In order to complete the Isolation project, students must submit code that passes all test cases for the required functions in game_agent.py and complete a report as specified in the rubric. Students can submit using the Udacity Project Assistant command line utility. Students will receive feedback on test case success/failure after each submission.
Students must implement the following functions:
MinimaxPlayer.minimax(): implement minimax searchAlphaBetaPlayer.alphabeta(): implement minimax search with alpha-beta pruningAlphaBetaPlayer.get_move(): implement iterative deepening searchcustom_score(): implement your own best position evaluation heuristiccustom_score_2(): implement your own alternate position evaluation heuristiccustom_score_3(): implement your own alternate position evaluation heuristic
You may write or modify code within each file (but you must maintain compatibility with the function signatures provided). You may add other classes, functions, etc., as needed, but it is not required.
The Project Assistant sandbox for this project places some restrictions on the modules available and blocks calls to some of the standard library functions. In general, standard library functions that introspect code running in the sandbox are blocked, and the PA only allows the following modules random, numpy, scipy, sklearn, itertools, math, heapq, collections, array, copy, and operator. (Modules within these packages are also allowed, e.g., numpy.random.)
The following example creates a game and illustrates the basic API. You can run this example by activating your aind anaconda environment and executing the command python sample_players.py
from isolation import Board
from sample_players import RandomPlayer
from sample_players import GreedyPlayer
# create an isolation board (by default 7x7)
player1 = RandomPlayer()
player2 = GreedyPlayer()
game = Board(player1, player2)
# place player 1 on the board at row 2, column 3, then place player 2 on
# the board at row 0, column 5; display the resulting board state. Note
# that the .apply_move() method changes the calling object in-place.
game.apply_move((2, 3))
game.apply_move((0, 5))
print(game.to_string())
# players take turns moving on the board, so player1 should be next to move
assert(player1 == game.active_player)
# get a list of the legal moves available to the active player
print(game.get_legal_moves())
# get a successor of the current state by making a copy of the board and
# applying a move. Notice that this does NOT change the calling object
# (unlike .apply_move()).
new_game = game.forecast_move((1, 1))
assert(new_game.to_string() != game.to_string())
print("\nOld state:\n{}".format(game.to_string()))
print("\nNew state:\n{}".format(new_game.to_string()))
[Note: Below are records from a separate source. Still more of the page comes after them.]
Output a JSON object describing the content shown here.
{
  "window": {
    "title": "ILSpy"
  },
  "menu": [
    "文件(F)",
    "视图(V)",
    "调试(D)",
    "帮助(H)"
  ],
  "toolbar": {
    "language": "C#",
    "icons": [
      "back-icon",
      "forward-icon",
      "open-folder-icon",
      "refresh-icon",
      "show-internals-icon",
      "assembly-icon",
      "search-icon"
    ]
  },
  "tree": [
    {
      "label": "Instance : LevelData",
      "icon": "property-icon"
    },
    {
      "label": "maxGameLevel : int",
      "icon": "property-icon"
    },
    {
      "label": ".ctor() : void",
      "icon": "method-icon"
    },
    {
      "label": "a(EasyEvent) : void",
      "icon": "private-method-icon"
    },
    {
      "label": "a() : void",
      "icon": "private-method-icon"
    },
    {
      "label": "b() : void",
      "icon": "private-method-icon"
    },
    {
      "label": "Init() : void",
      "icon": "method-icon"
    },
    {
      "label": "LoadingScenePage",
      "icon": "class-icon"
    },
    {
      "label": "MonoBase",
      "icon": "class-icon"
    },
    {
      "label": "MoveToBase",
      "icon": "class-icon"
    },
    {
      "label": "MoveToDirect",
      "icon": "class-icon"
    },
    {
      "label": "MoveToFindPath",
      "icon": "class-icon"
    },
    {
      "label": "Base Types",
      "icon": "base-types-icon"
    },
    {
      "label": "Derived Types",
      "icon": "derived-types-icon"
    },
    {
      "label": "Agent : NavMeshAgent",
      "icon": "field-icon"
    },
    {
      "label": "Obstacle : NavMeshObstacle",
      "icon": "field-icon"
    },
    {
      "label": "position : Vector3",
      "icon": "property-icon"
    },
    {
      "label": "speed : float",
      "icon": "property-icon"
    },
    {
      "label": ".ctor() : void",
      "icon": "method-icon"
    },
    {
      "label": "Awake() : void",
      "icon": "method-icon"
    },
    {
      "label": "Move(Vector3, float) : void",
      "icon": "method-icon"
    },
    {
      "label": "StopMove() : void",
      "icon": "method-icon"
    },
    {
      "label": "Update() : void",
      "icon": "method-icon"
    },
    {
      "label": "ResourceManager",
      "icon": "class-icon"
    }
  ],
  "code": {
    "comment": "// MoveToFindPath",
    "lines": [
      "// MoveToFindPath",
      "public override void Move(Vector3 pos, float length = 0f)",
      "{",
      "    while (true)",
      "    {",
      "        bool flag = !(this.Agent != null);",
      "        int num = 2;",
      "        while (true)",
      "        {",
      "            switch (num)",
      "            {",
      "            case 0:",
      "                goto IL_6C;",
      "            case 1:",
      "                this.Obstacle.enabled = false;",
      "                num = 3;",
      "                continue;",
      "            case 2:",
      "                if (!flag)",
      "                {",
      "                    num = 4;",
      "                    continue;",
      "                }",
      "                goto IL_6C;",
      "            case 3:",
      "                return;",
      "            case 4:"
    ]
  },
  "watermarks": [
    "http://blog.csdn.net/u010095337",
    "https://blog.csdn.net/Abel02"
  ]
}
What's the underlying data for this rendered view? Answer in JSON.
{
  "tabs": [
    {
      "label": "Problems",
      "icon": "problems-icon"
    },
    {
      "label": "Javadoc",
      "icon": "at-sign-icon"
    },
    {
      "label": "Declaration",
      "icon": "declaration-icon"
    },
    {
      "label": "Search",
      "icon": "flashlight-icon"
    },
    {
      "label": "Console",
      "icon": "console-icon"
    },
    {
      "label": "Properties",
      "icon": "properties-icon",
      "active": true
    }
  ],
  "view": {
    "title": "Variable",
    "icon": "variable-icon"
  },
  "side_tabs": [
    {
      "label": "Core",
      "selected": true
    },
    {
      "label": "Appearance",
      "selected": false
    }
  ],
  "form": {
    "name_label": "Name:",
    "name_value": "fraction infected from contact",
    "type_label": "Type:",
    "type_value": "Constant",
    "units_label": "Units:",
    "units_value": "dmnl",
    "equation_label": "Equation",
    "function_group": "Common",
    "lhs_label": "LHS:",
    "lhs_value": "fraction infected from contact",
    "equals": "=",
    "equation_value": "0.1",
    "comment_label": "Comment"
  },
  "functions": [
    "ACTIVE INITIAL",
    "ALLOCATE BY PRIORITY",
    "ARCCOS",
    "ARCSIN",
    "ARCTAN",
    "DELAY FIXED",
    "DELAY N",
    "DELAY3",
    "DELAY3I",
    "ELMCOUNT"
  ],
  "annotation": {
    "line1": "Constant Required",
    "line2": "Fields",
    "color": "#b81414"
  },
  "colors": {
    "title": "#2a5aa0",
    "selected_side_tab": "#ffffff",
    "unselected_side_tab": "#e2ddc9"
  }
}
# play the remainder of the game automatically -- outcome can be "illegal
# move", "timeout", or "forfeit"
winner, history, outcome = game.play()
print("\nWinner: {}\nOutcome: {}".format(winner, outcome))
print(game.to_string())
print("Move history:\n{!s}".format(history))
The steps below outline a suggested process for completing the project -- however, this is just a suggestion to help you get started. A stub for writing unit tests is provided in the agent_test.py file (no local test cases are provided). (See the unittest module for information on getting started.)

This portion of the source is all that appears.